It only sounds like euphemism for *ahem* “self-pleasure.” In fact, How to Train Your Dragon is a surprisingly enjoyable lark of a film. Jay Baruchel voices Hiccup, the frail son of Viking leader Stoick (Gerard Butler). Their village is a comically cruel place cursed with constantly coarse weather conditions and frequent dragon attacks. In fact, dragon fighting is something of a cottage industry. Hiccup longs to fight and kill the beasts as it is guaranteed to increase his popularity, earn the respect of his father and win the heart of dragon-slaying hottie Astrid (America Ferrera). When one of Hiccup’s inventions wounds a Night Fury, a dragon so fierce and elusive that one has never been killed, he tracks down the fallen beast in order to strike a death blow and claim his rightful place in history. But, once face-to-face with the creature, will he possess the steely determination required to kill the monster? Let me give you a hint…there’s a reason it ain’t called How to Taxidermy Your Dragon.
The dragon, whom he names Toothless (presumably for the same reason big guys always seemed to be nicknamed “Tiny”), is initially as distrustful of Hiccup as Hiccup is afraid of Toothless. However, he slowly gains Toothless’ trust through patience and food while simultaneously studying dragon habits. (Think The Iron Giant meets Grizzly Man.) Back at home, Hiccup begins to excel at dragon fighting school by incorporating lessons learned from his studies to quell the dragons without harming them. And speaking of studying your enemy…DreamWorks Animation recent outings seems to have learned a valuable lesson from Pixar, namely keep the pop-culture riffing to a minimum and focus on storytelling. It’s a lesson that has served them well. The heart of the movie is the relationship between a boy and his dragon, and the filmmakers are smart enough to allow this bond to develop organically. There is no “pulling a thorn from his paw” moment that creates instant kinship. Instead their connection is developed methodically through small acts of kindness.
As their friendship strengthens, Hiccup grows increasingly conflicted. Society tells him to kill dragons but he recognizes that there are many things to learn from them. (I think this would be a good time to say thanks to PETA. You’ve anthropomorphized animals so much that we’re not even allowed to have fun killing fictional, murderous, fire-breathing ones.) As stories go, How to Train Your Dragon’s is a fairly rudimentary one. For all its medieval trappings, it’s essentially the tale of a boy and his dog. But the filmmakers smartly chose to have non-speaking dragons. The creatures aren’t comic relief nor are they smart-mouthed sidekicks; they have a very real sense of menace. There are numerous types of dragons in this world, each variety richly and uniquely detailed. And while Toothless does have the ability to be “cute,” it’s never at the expensive of toughness.

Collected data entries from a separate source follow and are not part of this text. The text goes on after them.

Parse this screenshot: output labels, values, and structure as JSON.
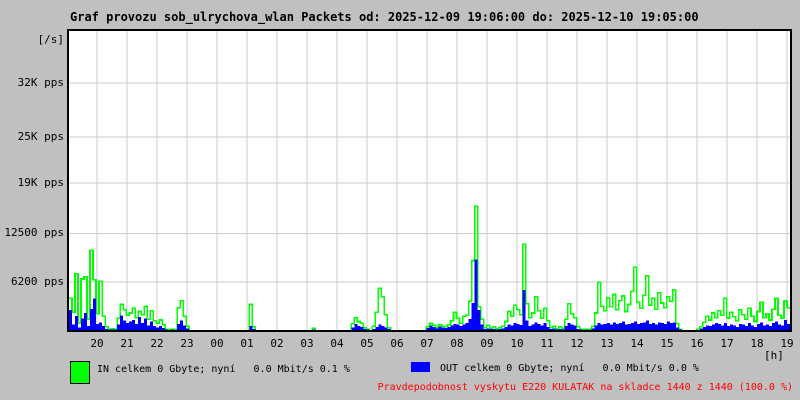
{
  "title": "Graf provozu sob_ulrychova_wlan Packets od: 2025-12-09 19:06:00 do: 2025-12-10 19:05:00",
  "window": {
    "background": "#c0c0c0",
    "plot_background": "#ffffff",
    "grid_color": "#cdcdcd"
  },
  "legend": {
    "in_label": "IN celkem 0 Gbyte; nyní   0.0 Mbit/s 0.1 %",
    "out_label": "OUT celkem 0 Gbyte; nyní   0.0 Mbit/s 0.0 %",
    "in_color": "#00ff00",
    "out_color": "#0000ff"
  },
  "footer": {
    "probability_text": "Pravdepodobnost vyskytu E220 KULATAK na skladce 1440 z 1440 (100.0 %)",
    "color": "#ff0000"
  },
  "chart_data": {
    "type": "area",
    "title": "Graf provozu sob_ulrychova_wlan Packets",
    "time_from": "2025-12-09 19:06:00",
    "time_to": "2025-12-10 19:05:00",
    "ylabel_unit": "[/s]",
    "xlabel_unit": "[h]",
    "ylim": [
      0,
      38700
    ],
    "grid": true,
    "legend_position": "bottom",
    "sample_minutes": 6,
    "y_ticks": [
      {
        "label": "32K pps",
        "value": 32000
      },
      {
        "label": "25K pps",
        "value": 25000
      },
      {
        "label": "19K pps",
        "value": 19000
      },
      {
        "label": "12500 pps",
        "value": 12500
      },
      {
        "label": "6200 pps",
        "value": 6200
      }
    ],
    "x_ticks": [
      "20",
      "21",
      "22",
      "23",
      "00",
      "01",
      "02",
      "03",
      "04",
      "05",
      "06",
      "07",
      "08",
      "09",
      "10",
      "11",
      "12",
      "13",
      "14",
      "15",
      "16",
      "17",
      "18",
      "19"
    ],
    "series": [
      {
        "name": "IN",
        "color": "#00ff00",
        "style": "line",
        "unit": "pps",
        "values": [
          4100,
          2300,
          7300,
          900,
          6600,
          6900,
          1400,
          10300,
          6500,
          2100,
          6300,
          1800,
          400,
          100,
          150,
          100,
          1500,
          3300,
          2600,
          1900,
          2200,
          2800,
          1600,
          2400,
          2000,
          3100,
          1400,
          2500,
          1200,
          900,
          1300,
          700,
          100,
          60,
          80,
          60,
          2900,
          3800,
          1800,
          500,
          0,
          0,
          0,
          0,
          0,
          0,
          0,
          0,
          0,
          0,
          0,
          0,
          0,
          0,
          0,
          0,
          0,
          0,
          0,
          0,
          3300,
          400,
          0,
          0,
          0,
          0,
          0,
          0,
          0,
          0,
          0,
          0,
          0,
          0,
          0,
          0,
          0,
          0,
          0,
          0,
          0,
          250,
          0,
          0,
          0,
          0,
          0,
          0,
          0,
          0,
          0,
          0,
          0,
          0,
          800,
          1600,
          1100,
          900,
          300,
          100,
          0,
          500,
          2300,
          5400,
          4300,
          2000,
          300,
          0,
          0,
          0,
          0,
          0,
          0,
          0,
          0,
          0,
          0,
          0,
          0,
          400,
          900,
          600,
          300,
          700,
          500,
          400,
          700,
          1200,
          2300,
          1500,
          900,
          1800,
          1900,
          3700,
          9000,
          16000,
          3000,
          1400,
          300,
          600,
          200,
          400,
          150,
          300,
          500,
          1100,
          2400,
          1800,
          3200,
          2600,
          2000,
          11100,
          3400,
          1600,
          2200,
          4300,
          2500,
          1500,
          2800,
          1200,
          300,
          500,
          150,
          400,
          200,
          1400,
          3400,
          2100,
          1600,
          400,
          80,
          60,
          100,
          60,
          500,
          2200,
          6200,
          3100,
          2500,
          4200,
          3000,
          4600,
          2600,
          3800,
          4400,
          2400,
          3300,
          5000,
          8100,
          3600,
          2800,
          4500,
          7000,
          3200,
          4100,
          2700,
          4800,
          3500,
          2900,
          4300,
          3700,
          5200,
          800,
          100,
          0,
          0,
          0,
          0,
          0,
          60,
          400,
          1000,
          1800,
          1300,
          2200,
          1600,
          2500,
          1900,
          4100,
          1500,
          2300,
          1700,
          1200,
          2600,
          2000,
          1400,
          2800,
          1800,
          1100,
          2400,
          3600,
          1600,
          2100,
          1300,
          2700,
          4100,
          1900,
          1500,
          3800,
          2900
        ]
      },
      {
        "name": "OUT",
        "color": "#0000ff",
        "style": "area",
        "unit": "pps",
        "values": [
          2600,
          700,
          1800,
          300,
          1500,
          2200,
          500,
          2700,
          4100,
          800,
          1000,
          500,
          150,
          50,
          60,
          40,
          700,
          1900,
          1200,
          900,
          1100,
          1300,
          800,
          1700,
          900,
          1500,
          600,
          1100,
          500,
          300,
          500,
          250,
          50,
          30,
          40,
          30,
          800,
          1200,
          600,
          200,
          0,
          0,
          0,
          0,
          0,
          0,
          0,
          0,
          0,
          0,
          0,
          0,
          0,
          0,
          0,
          0,
          0,
          0,
          0,
          0,
          500,
          150,
          0,
          0,
          0,
          0,
          0,
          0,
          0,
          0,
          0,
          0,
          0,
          0,
          0,
          0,
          0,
          0,
          0,
          0,
          0,
          60,
          0,
          0,
          0,
          0,
          0,
          0,
          0,
          0,
          0,
          0,
          0,
          0,
          350,
          800,
          500,
          400,
          150,
          50,
          0,
          150,
          400,
          700,
          500,
          350,
          100,
          0,
          0,
          0,
          0,
          0,
          0,
          0,
          0,
          0,
          0,
          0,
          0,
          250,
          600,
          400,
          200,
          450,
          300,
          250,
          400,
          600,
          800,
          700,
          500,
          700,
          900,
          1400,
          3500,
          9100,
          2600,
          700,
          150,
          200,
          100,
          150,
          80,
          120,
          200,
          400,
          700,
          600,
          900,
          800,
          650,
          5200,
          1200,
          500,
          700,
          1000,
          800,
          600,
          900,
          400,
          120,
          200,
          70,
          150,
          80,
          500,
          900,
          700,
          600,
          150,
          40,
          30,
          50,
          30,
          200,
          600,
          900,
          700,
          800,
          900,
          700,
          1000,
          800,
          900,
          1100,
          700,
          800,
          900,
          1100,
          800,
          900,
          1000,
          1200,
          800,
          900,
          700,
          1000,
          900,
          800,
          1100,
          900,
          1000,
          300,
          50,
          0,
          0,
          0,
          0,
          0,
          30,
          200,
          400,
          600,
          500,
          700,
          900,
          800,
          600,
          900,
          500,
          700,
          600,
          400,
          800,
          700,
          500,
          900,
          600,
          400,
          800,
          1000,
          600,
          700,
          500,
          900,
          1100,
          700,
          600,
          1300,
          800
        ]
      }
    ]
  }
}
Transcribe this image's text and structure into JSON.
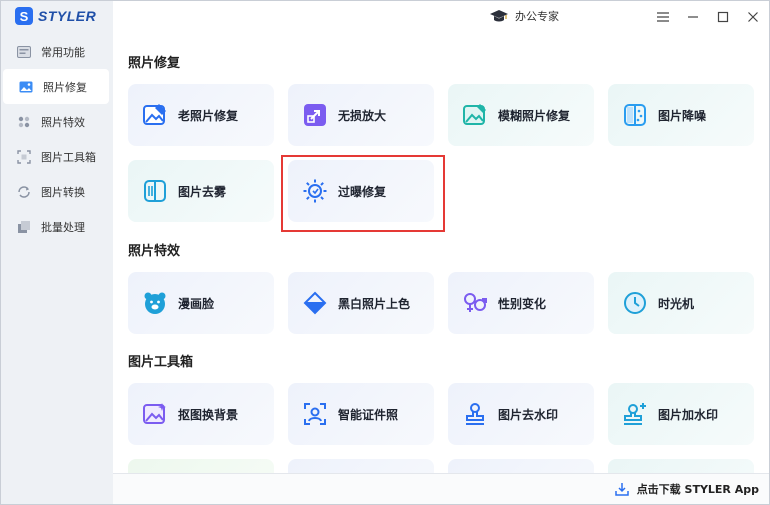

Things do get off to a bit of a slow start but the movie finds it footing once Hiccup and Toothless meet. And, as is de rigueur with kids’ movies these days, the story climaxes with a clichéd lesson about tolerance. Not that “tolerance” is a bad lesson per se, but at times it feels as if it’s the only moral animated films feel capable of imparting. Where the film truly excels is in its scenes of flight; extensive, extended and (most importantly) exciting sequences of Hiccup learning and mastering dragon flight. The animation is lush and beautiful as they capture the joy of flying and the fear/adrenaline rush of (almost) crashing. These moments, combined with the nearly wordless scenes of a boy and his dragon bonding, are the highlight of the film.
On a scale of 1 to 10, with 10 being The Iron Giant and 1 being Dungeons & Dragons, How to Train Your Dragon gets an 8.